To: Sun Tzu who wrote (218299)2/13/2007 10:29:43 PM
From: Dayuhan  Read Replies (2) | Respond to of 281500
 
I believe that legally, a prosecutor does not have to show that the left hand "knew" what the right hand was doing in order to prove conspiracy.

By that standard, though, couldn't almost any conjunction of events be interpreted as a conspiracy?

I suspect that many of the conclusions here owe a good deal to hindsight, and all of these events have explanations other than "economic war".

Sure, Kuwait and Saudi Arabia were pumping lots of oil and the price was falling. Everybody was pumping... OPEC collapsed, as economists had long predicted. All the producers needed money. They could have earned more by agreeing to cut back, but nobody trusted anybody to keep the agreements, so everybody ignored the quotas and broke the agreements. Was that "economic war", or a natural economic process?

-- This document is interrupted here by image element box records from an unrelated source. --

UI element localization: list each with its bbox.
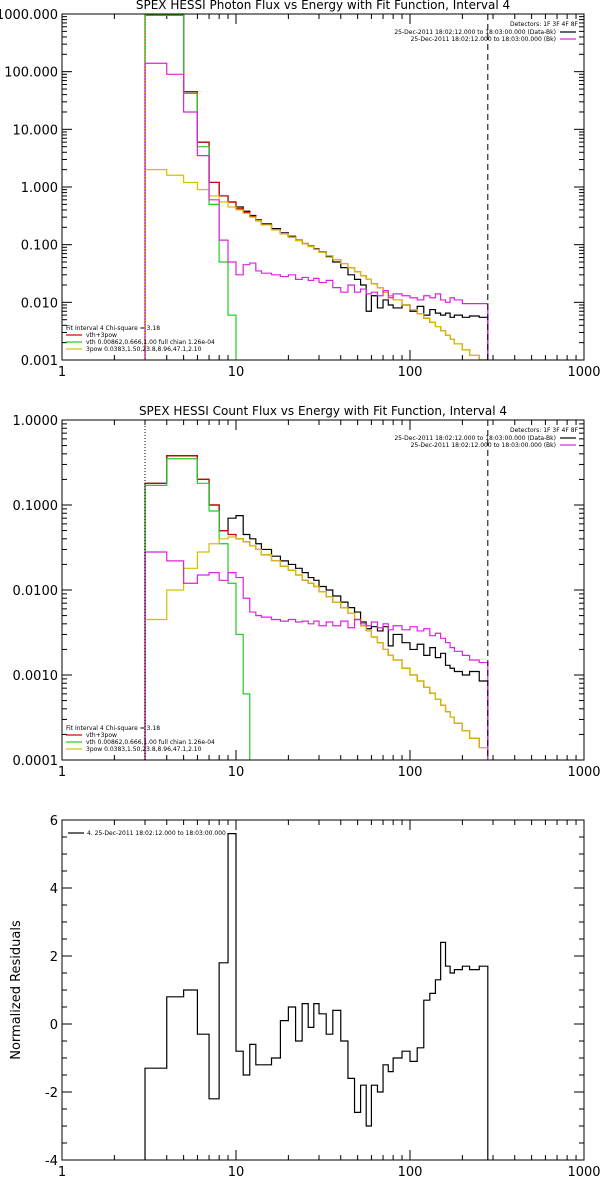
plot-panel-3: Normalized Residuals 1 10 100 1000 -4 -2 0 2 4 6 4.… [9, 814, 600, 1180]
x-tick-label: 10 [228, 765, 245, 780]
legend-entry: 25-Dec-2011 18:02:12.000 to 18:03:00.000… [394, 435, 556, 442]
series-line-2 [144, 14, 488, 360]
y-tick-label: 6 [50, 814, 58, 829]
y-tick-label: 1.000 [21, 181, 58, 196]
y-tick-label: 1000.000 [0, 8, 58, 23]
x-tick-label: 1000 [567, 365, 600, 380]
legend-entry: 4. 25-Dec-2011 18:02:12.000 to 18:03:00.… [87, 830, 226, 837]
x-tick-label: 1000 [567, 765, 600, 780]
plot-frame [61, 419, 585, 761]
x-tick-label: 100 [398, 365, 423, 380]
series-line-5 [144, 551, 489, 760]
series-line-1 [144, 14, 489, 360]
y-tick-label: -4 [45, 1154, 58, 1169]
legend-detectors: Detectors: 1F 3F 4F 8F [510, 21, 579, 28]
x-tick-label: 1 [58, 365, 66, 380]
chart-title: SPEX HESSI Photon Flux vs Energy with Fi… [136, 0, 510, 12]
y-tick-label: 1.0000 [13, 414, 59, 429]
series-group [144, 14, 489, 360]
y-tick-label: 0.100 [21, 239, 58, 254]
legend-entry: 25-Dec-2011 18:02:12.000 to 18:03:00.000… [411, 442, 556, 449]
plot-frame [61, 819, 585, 1161]
fit-legend-entry: 3pow 0.0383,1.50,23.8,8.96,47.1,2.10 [86, 746, 202, 753]
y-tick-label: 2 [50, 950, 58, 965]
series-line-1 [144, 833, 489, 1160]
y-tick-label: 100.000 [4, 66, 58, 81]
fit-legend-header: Fit Interval 4 Chi-square = 3.18 [66, 725, 160, 732]
legend-entry: 25-Dec-2011 18:02:12.000 to 18:03:00.000… [394, 29, 556, 36]
fit-legend-entry: vth+3pow [86, 732, 117, 739]
series-line-2 [144, 455, 489, 760]
series-group [144, 833, 489, 1160]
y-tick-label: 0.0100 [13, 584, 59, 599]
series-line-3 [144, 14, 489, 360]
fit-legend-entry: vth+3pow [86, 332, 117, 339]
fit-legend-entry: vth 0.00862,0.666,1.00 full chian 1.26e-… [86, 339, 215, 346]
x-tick-label: 100 [398, 765, 423, 780]
series-line-1 [144, 455, 489, 760]
x-tick-label: 100 [398, 1165, 423, 1180]
series-line-4 [144, 536, 489, 760]
x-tick-label: 10 [228, 1165, 245, 1180]
x-tick-label: 1 [58, 1165, 66, 1180]
y-tick-label: -2 [45, 1086, 58, 1101]
y-tick-label: 0.0001 [13, 754, 59, 769]
y-tick-label: 0.010 [21, 296, 58, 311]
x-tick-label: 10 [228, 365, 245, 380]
y-tick-label: 10.000 [13, 123, 59, 138]
plot-frame [61, 13, 585, 361]
y-tick-label: 4 [50, 882, 58, 897]
y-tick-label: 0 [50, 1018, 58, 1033]
x-tick-label: 1000 [567, 1165, 600, 1180]
series-line-5 [144, 62, 489, 360]
legend-detectors: Detectors: 1F 3F 4F 8F [510, 427, 579, 434]
plot-panel-2: SPEX HESSI Count Flux vs Energy with Fit… [13, 404, 600, 780]
chart-title: SPEX HESSI Count Flux vs Energy with Fit… [139, 404, 507, 418]
series-line-3 [144, 458, 489, 760]
y-tick-label: 0.0010 [13, 669, 59, 684]
plot-panel-1: SPEX HESSI Photon Flux vs Energy with Fi… [0, 0, 600, 380]
y-tick-label: 0.001 [21, 354, 58, 369]
fit-legend-entry: vth 0.00862,0.666,1.00 full chian 1.26e-… [86, 739, 215, 746]
series-group [144, 455, 489, 760]
x-tick-label: 1 [58, 765, 66, 780]
fit-legend-entry: 3pow 0.0383,1.50,23.8,8.96,47.1,2.10 [86, 346, 202, 353]
legend-entry: 25-Dec-2011 18:02:12.000 to 18:03:00.000… [411, 36, 556, 43]
y-axis-label: Normalized Residuals [9, 920, 24, 1060]
y-tick-label: 0.1000 [13, 499, 59, 514]
series-line-4 [144, 169, 488, 360]
fit-legend-header: Fit Interval 4 Chi-square = 3.18 [66, 325, 160, 332]
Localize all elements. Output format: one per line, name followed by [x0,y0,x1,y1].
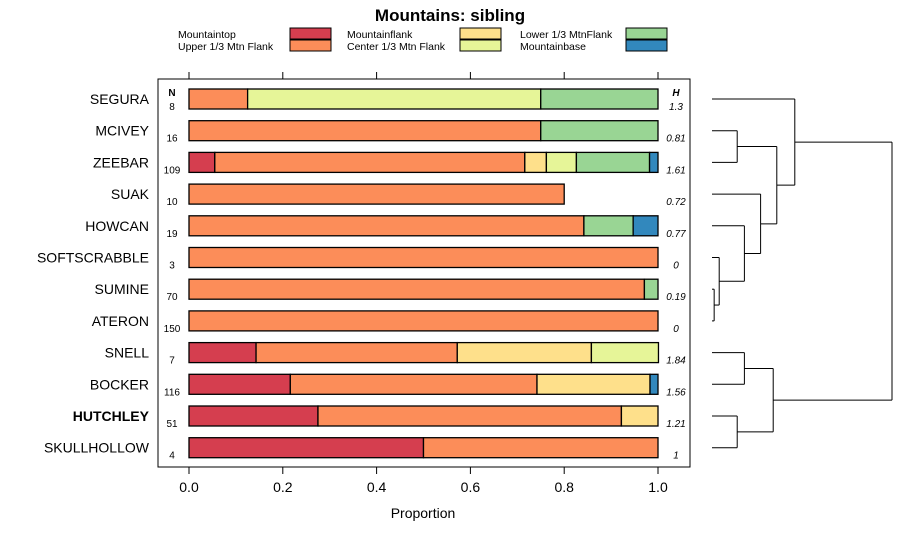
x-tick-label: 0.4 [367,479,387,495]
row-label: SKULLHOLLOW [44,440,150,456]
x-axis-label: Proportion [391,505,456,521]
bar-segment [317,405,623,427]
bar-segment [188,437,425,459]
bar-segment [632,215,659,237]
bar-segment [214,151,526,174]
row-label: HUTCHLEY [73,408,150,424]
row-h-value: 0.19 [666,292,686,303]
bar-segment [188,88,249,110]
x-tick-label: 1.0 [648,479,668,495]
row-h-value: 1.3 [669,102,683,113]
plot-frame [157,78,691,468]
bar-segment [648,151,659,174]
bar-segment [188,120,542,142]
legend-label: Mountainbase [520,41,586,53]
row-h-value: 1.61 [666,165,685,176]
bar-segment [188,405,319,427]
row-label: SEGURA [90,91,150,107]
x-tick-label: 0.8 [554,479,574,495]
legend-swatch [289,39,332,52]
bar-segment [188,310,659,332]
row-label: SUAK [111,186,150,202]
row-label: BOCKER [90,376,149,392]
row-h-value: 1.84 [666,356,686,367]
n-column-header: N [168,88,175,99]
bar-segment [188,341,257,364]
bar-segment [456,341,593,364]
bar-segment [188,246,659,269]
row-h-value: 1.21 [666,419,685,430]
row-label: ATERON [92,313,149,329]
bar-segment [188,183,565,205]
bar-segment [590,341,660,364]
legend-label: Upper 1/3 Mtn Flank [178,41,274,53]
chart-title: Mountains: sibling [375,6,525,25]
row-label: MCIVEY [95,123,149,139]
legend-swatch [289,27,332,40]
legend-swatch [459,39,502,52]
x-axis: 0.0 0.2 0.4 0.6 0.8 1.0 [179,72,668,495]
bar-segment [620,405,659,427]
legend-label: Mountaintop [178,29,236,41]
bar-segment [536,373,651,395]
legend-swatch [625,27,668,40]
row-h-value: 0.77 [666,229,686,240]
bar-rows: SEGURA 8 1.3 MCIVEY 16 0.81 ZEEBAR 109 1.61 SUAK 1… [37,88,686,462]
row-label: ZEEBAR [93,154,149,170]
row-h-value: 1 [673,451,679,462]
legend-swatch [459,27,502,40]
bar-segment [255,341,458,364]
legend-label: Mountainflank [347,29,413,41]
row-h-value: 0 [673,261,679,272]
row-n-value: 150 [164,324,181,335]
row-label: SNELL [105,345,150,361]
bar-segment [188,373,291,395]
row-label: SOFTSCRABBLE [37,250,149,266]
bar-segment [643,278,659,300]
row-n-value: 8 [169,102,175,113]
bar-segment [575,151,651,174]
row-n-value: 10 [166,197,178,208]
row-n-value: 70 [166,292,178,303]
bar-segment [524,151,548,174]
bar-segment [289,373,538,395]
bar-segment [188,151,216,174]
row-n-value: 4 [169,451,175,462]
legend-swatch [625,39,668,52]
row-h-value: 0.81 [666,134,685,145]
bar-segment [540,88,659,110]
x-tick-label: 0.6 [461,479,481,495]
row-h-value: 1.56 [666,387,686,398]
row-n-value: 3 [169,261,175,272]
row-label: SUMINE [95,281,149,297]
row-n-value: 19 [166,229,178,240]
legend-label: Lower 1/3 MtnFlank [520,29,613,41]
bar-segment [583,215,634,237]
row-n-value: 116 [164,387,180,398]
row-h-value: 0.72 [666,197,686,208]
bar-segment [649,373,659,395]
bar-segment [422,437,659,459]
x-tick-label: 0.0 [179,479,199,495]
row-label: HOWCAN [85,218,149,234]
row-n-value: 16 [166,134,178,145]
bar-segment [540,120,659,142]
bar-segment [545,151,578,174]
legend-label: Center 1/3 Mtn Flank [347,41,446,53]
bar-segment [188,278,646,300]
x-tick-label: 0.2 [273,479,293,495]
row-n-value: 7 [169,356,175,367]
row-h-value: 0 [673,324,679,335]
h-column-header: H [672,88,680,99]
row-n-value: 51 [166,419,178,430]
row-n-value: 109 [164,165,181,176]
bar-segment [188,215,585,237]
dendrogram [712,98,893,449]
bar-segment [246,88,542,110]
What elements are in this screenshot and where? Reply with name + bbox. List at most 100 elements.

Was the sale of Iraqi debt "economic war"? I'm not so sure. I suspect that the Gulf nations felt obliged to hold Iraqi debt while Saddam was fighting Iran, but once the war was over it began to look like worthless paper. The impulse to dump worthless paper to anyone willing to have it is pretty natural.

I don't see anything terribly damning in the Glaspie documents, either, even with the strong possibility that they were edited. It looks to me like a diplomat was summoned to meet with a President, asked for instructions, and was told to make note of everything said and commit to nothing. Really pretty normal. With hindsight, it might have been better for the State Dept. to have instructed her to make a stronger statement, but hindsight does confer certain analytical advantages.

Add to this that much of Kuwaiti land should have actually been Iraq's (Iraq does have a legitimate claim here).


I don't buy that one at all: self determination trumps historical claim any time.

I'm sure Saddam believed that his cause was just and legitimate, and that he was being conspired against. Such beliefs are hardly a justification for invasion, annexation, and pillage of a neighboring country.

I don't see conspiracy there, just events. Of course I admit that when faced with a choice between believing in conspiracy or assuming a fuckup, my default choice usually is to assume a fuckup.



To: Sun Tzu who wrote (218299)2/14/2007 8:44:06 PM
From: Maurice Winn  Respond to of 281500
 
"Bullet through middle east" predicted by Mq in 1987 or 88 in consultation with Charles Willoughby [both working for BP Oil International at the time]. No insider information, nor access to classified information. Just a conclusion based on cynical view of USA 'interests' and other's interests.

< Taken in aggregate, the actions and statements of several seemingly unrelated actors/nations does give credence to the idea that Saddam was set up for attacking Kuwait, but until the related info is declassified, we cannot be sure. Certainly knowing Saddam's personality has to be considered when drawing such a conclusion and it is hard to believe the related parties were unaware of his psychology. >

In business, one of the most favoured attitudes is to keep competitors out of the market. Not so many people have Mq's Libertarian approach to competition. Think of the woman skater who had her competitor knee-capped [and she was convicted - it wasn't a rumour or "conspiracy theory"].

Despite my Libertarian ideology, I also promoted a strategy of keeping competitors out by getting governments to promote environmental protection laws [not including the dopey CO2 restrictions]. That would make life difficult for smaller competitors who couldn't invest so well and manage environmental protection.